Aujourd'hui, la dernière montée dans le Haut Atlas attend les coureurs avant la descente vers Marrakech. Le groupe de coureurs entame rapidement les 60 kilomètres qui les séparent du pied des montagnes. Tout le monde se relaie en tête, ceux qui sont partis plus tôt sont rapidement dépassés. Les nomades qui gardent les chameaux et les moutons regardent les cyclistes. Au point de ravitaillement, où l'un des camions de pompiers attend, Eric ne s'arrête pas. David remplit les bouteilles à la hâte, glisse frénétiquement une banane dans sa poche et se fraie un chemin. Dirk et Kari, les suivants au classement, laissent les Suisses monter vers le col de Tizi-n-Tchika, à 2 260 mètres d'altitude. Peu avant l'arrivée sous le col, ils rejoignent John, qui roule seul depuis quelques jours et qui était déjà parti une heure plus tôt. Le Néo-Zélandais de 53 ans, vainqueur en 2007, en veut à l'organisateur et veut abandonner à Marrakech. "J'ai planifié le Paris-Dakar avec un entraîneur", explique-t-il. "Les semaines en Europe devaient encore être un entraînement pour moi, afin que je sois au mieux de ma forme lors des étapes difficiles dans les montagnes marocaines. Mais pendant les premières semaines, Rob (l'organisateur Rob van der Geest a souvent accompagné le groupe en vélo de course, ndlr) a aidé à rendre la course rapide. Cela a aidé le groupe de tête. De plus, il connaît le chemin et ne perd pas de temps à s'orienter".
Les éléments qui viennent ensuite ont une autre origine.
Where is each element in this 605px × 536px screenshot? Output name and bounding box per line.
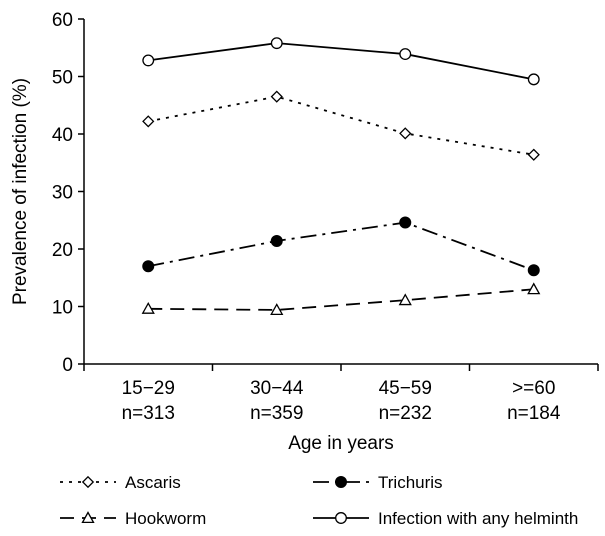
data-point-any-helminth (270, 37, 283, 50)
legend-swatch-marker (335, 476, 347, 488)
x-tick-label-n: n=359 (250, 403, 303, 424)
data-point-ascaris (270, 90, 283, 103)
x-axis-title: Age in years (288, 433, 394, 454)
data-point-ascaris (142, 115, 155, 128)
series-line-trichuris (148, 221, 535, 272)
x-tick-label-age: 15−29 (122, 378, 175, 399)
data-point-any-helminth (399, 48, 412, 61)
data-point-any-helminth (142, 54, 155, 67)
legend-swatch-marker (81, 475, 95, 489)
series-any-helminth (142, 37, 540, 86)
data-point-hookworm (141, 301, 155, 314)
series-line-hookworm (148, 288, 534, 311)
data-point-hookworm (270, 303, 284, 316)
legend-item-hookworm: Hookworm (60, 509, 206, 528)
data-point-hookworm (527, 282, 541, 295)
x-tick-label-age: 45−59 (379, 378, 432, 399)
y-axis-title: Prevalence of infection (%) (10, 78, 31, 305)
y-tick-label: 20 (52, 240, 73, 261)
data-point-trichuris (142, 260, 155, 273)
x-tick-label-n: n=232 (379, 403, 432, 424)
x-tick-label-age: 30−44 (250, 378, 304, 399)
series-hookworm (141, 282, 541, 316)
data-point-trichuris (270, 234, 283, 247)
legend: Ascaris Trichuris Hookworm Infection with a… (60, 473, 578, 528)
data-point-hookworm (398, 293, 412, 306)
legend-label: Ascaris (125, 473, 181, 492)
series-trichuris (142, 216, 540, 277)
legend-item-ascaris: Ascaris (60, 473, 181, 492)
y-tick-label: 50 (52, 68, 73, 89)
legend-item-any-helminth: Infection with any helminth (313, 509, 578, 528)
x-tick-label-age: >=60 (512, 378, 555, 399)
series-line-any-helminth (148, 42, 534, 81)
x-tick-label-n: n=184 (507, 403, 561, 424)
data-point-trichuris (527, 264, 540, 277)
series-lines (141, 37, 541, 316)
series-line-ascaris (148, 95, 534, 156)
legend-label: Infection with any helminth (378, 509, 578, 528)
data-point-trichuris (399, 216, 412, 229)
y-tick-label: 30 (52, 183, 73, 204)
axes: 0 10 20 30 40 50 60 15−29 n=313 30−44 n=359 45−59 n=… (10, 10, 599, 454)
legend-swatch-marker (335, 512, 347, 524)
y-tick-label: 60 (52, 10, 73, 31)
legend-item-trichuris: Trichuris (313, 473, 443, 492)
legend-label: Hookworm (125, 509, 206, 528)
y-tick-label: 10 (52, 298, 73, 319)
data-point-ascaris (527, 148, 540, 161)
legend-swatch-marker (81, 511, 95, 524)
x-tick-label-n: n=313 (122, 403, 175, 424)
series-ascaris (142, 90, 540, 161)
data-point-ascaris (399, 127, 412, 140)
data-point-any-helminth (527, 73, 540, 86)
legend-label: Trichuris (378, 473, 443, 492)
y-tick-label: 0 (62, 355, 73, 376)
y-tick-label: 40 (52, 125, 73, 146)
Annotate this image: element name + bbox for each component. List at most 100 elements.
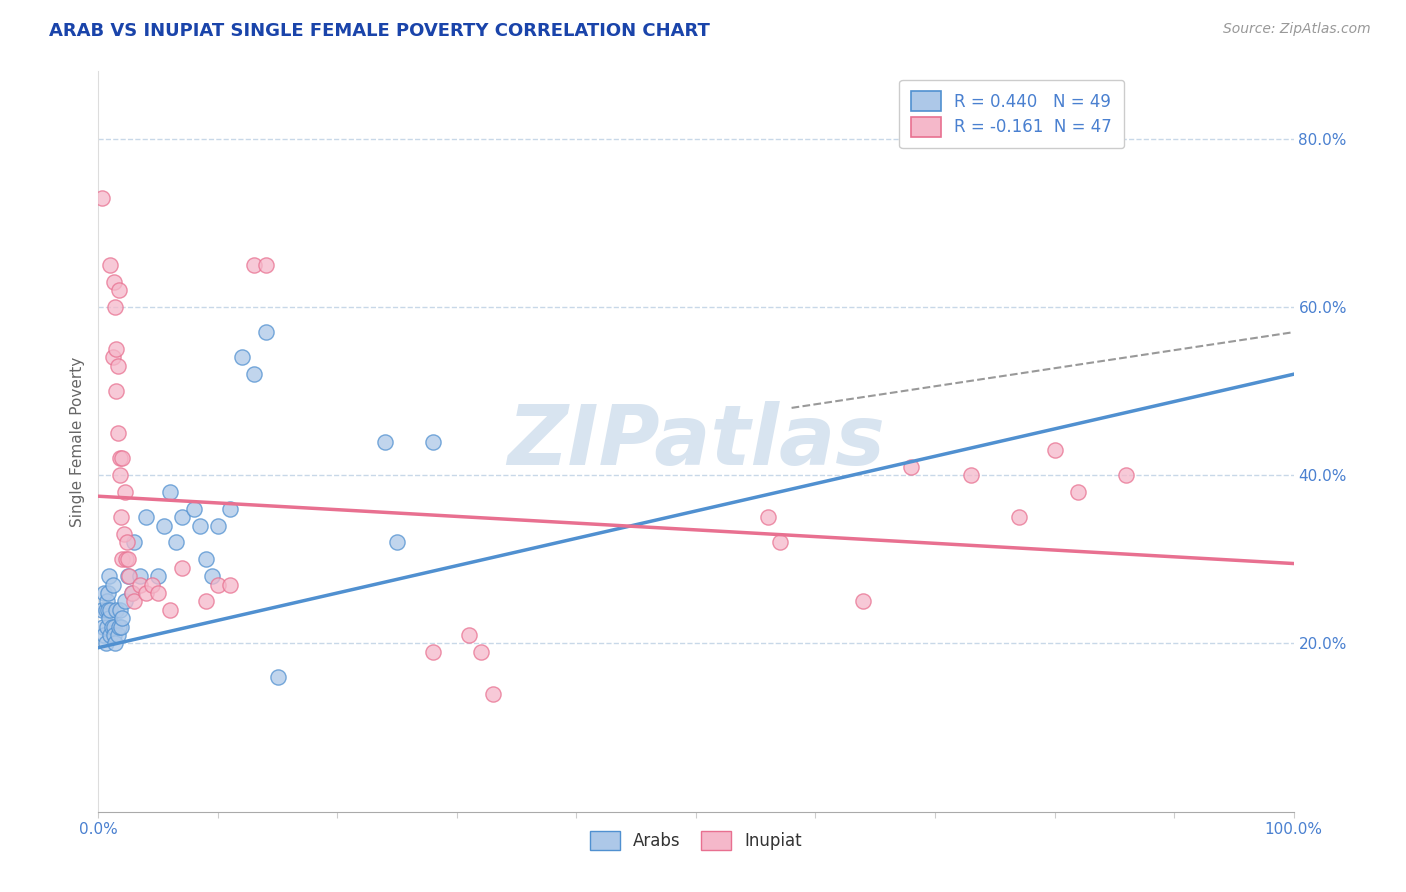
Point [98, 628, 122, 642]
Point [159, 603, 181, 617]
Point [97, 586, 120, 600]
Point [91, 619, 114, 633]
Point [422, 645, 444, 659]
Point [115, 552, 138, 566]
Point [188, 518, 211, 533]
Point [111, 451, 134, 466]
Point [107, 359, 129, 373]
Point [108, 603, 131, 617]
Point [96, 594, 118, 608]
Point [219, 577, 242, 591]
Point [201, 569, 224, 583]
Point [1008, 510, 1031, 524]
Point [481, 687, 505, 701]
Point [852, 594, 875, 608]
Point [1115, 468, 1137, 483]
Point [93, 628, 115, 642]
Point [111, 552, 134, 566]
Point [121, 586, 143, 600]
Point [103, 275, 125, 289]
Point [385, 535, 409, 549]
Point [900, 459, 922, 474]
Point [107, 619, 129, 633]
Point [1043, 442, 1066, 457]
Point [107, 628, 129, 642]
Point [756, 510, 779, 524]
Point [108, 451, 131, 466]
Y-axis label: Single Female Poverty: Single Female Poverty [69, 357, 84, 526]
Point [114, 594, 136, 608]
Point [105, 342, 128, 356]
Point [121, 586, 143, 600]
Point [115, 535, 138, 549]
Point [110, 619, 132, 633]
Point [94, 603, 117, 617]
Point [231, 351, 253, 365]
Point [254, 325, 277, 339]
Point [112, 527, 135, 541]
Point [960, 468, 983, 483]
Point [118, 569, 141, 583]
Point [100, 619, 122, 633]
Point [172, 560, 194, 574]
Point [101, 351, 124, 365]
Point [141, 577, 163, 591]
Point [207, 577, 229, 591]
Point [107, 426, 129, 441]
Point [105, 384, 128, 398]
Point [104, 636, 127, 650]
Point [110, 510, 132, 524]
Text: ARAB VS INUPIAT SINGLE FEMALE POVERTY CORRELATION CHART: ARAB VS INUPIAT SINGLE FEMALE POVERTY CO… [49, 22, 710, 40]
Point [91, 190, 114, 204]
Point [111, 611, 134, 625]
Point [98, 611, 121, 625]
Point [219, 501, 242, 516]
Point [98, 258, 122, 272]
Point [470, 645, 492, 659]
Point [267, 670, 290, 684]
Point [117, 569, 139, 583]
Point [103, 628, 125, 642]
Point [124, 594, 146, 608]
Point [195, 552, 218, 566]
Point [98, 569, 121, 583]
Point [148, 586, 170, 600]
Point [768, 535, 790, 549]
Point [91, 603, 114, 617]
Point [114, 485, 136, 500]
Point [165, 535, 187, 549]
Point [96, 619, 118, 633]
Point [97, 603, 120, 617]
Text: Source: ZipAtlas.com: Source: ZipAtlas.com [1223, 22, 1371, 37]
Point [93, 586, 115, 600]
Point [1067, 485, 1090, 500]
Point [108, 468, 131, 483]
Point [117, 552, 139, 566]
Point [207, 518, 229, 533]
Point [94, 636, 117, 650]
Point [129, 569, 152, 583]
Point [105, 603, 128, 617]
Point [159, 485, 181, 500]
Point [422, 434, 444, 449]
Point [195, 594, 218, 608]
Point [101, 577, 124, 591]
Point [172, 510, 194, 524]
Point [107, 283, 129, 297]
Point [148, 569, 170, 583]
Point [135, 510, 157, 524]
Point [103, 619, 125, 633]
Point [183, 501, 205, 516]
Point [135, 586, 157, 600]
Point [104, 300, 127, 314]
Point [458, 628, 481, 642]
Point [124, 535, 146, 549]
Point [374, 434, 396, 449]
Point [153, 518, 176, 533]
Point [243, 368, 266, 382]
Point [254, 258, 277, 272]
Legend: Arabs, Inupiat: Arabs, Inupiat [583, 824, 808, 856]
Point [129, 577, 152, 591]
Text: ZIPatlas: ZIPatlas [508, 401, 884, 482]
Point [243, 258, 266, 272]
C'est le jour de repos à Marrakech. Dormir, visiter la ville, marchander des souvenirs au bazar. Certains ont des ordinateurs portables, écrivent des e-mails, téléchargent des photos sur leur ordinateur. D'autres téléphonent à la maison. L'amie de David vient lui rendre visite, ils s'installent à l'hôtel pour deux nuits. Et ta copine, Eric ? "Ma copine : Vélo !", dit Eric en riant. Tôt le matin, David revient au camp. Il fait nuit, il est cinq heures. "Zzziiip" - une fermeture éclair s'ouvre. "Zzziiip" - une deuxième. Les cyclistes s'extirpent de leurs sacs de couchage. "Pffft ..., pffft" - l'air est expulsé des cellules d'un matelas de sol. Encore quatre semaines jusqu'à Dakar. Le désert attend.
ÉpilogueTous les cyclistes encore en course sont arrivés à Dakar, le classement n'a pas changé : Eric Voutaz a remporté la course en 235:42 heures ; David Imboden a mis 52 minutes de plus. Dirk Franckx a terminé troisième avec douze heures de retard. Hannelore Grill a pu rendre visite à sa filleule sénégalaise, Fatou, âgée de 13 ans.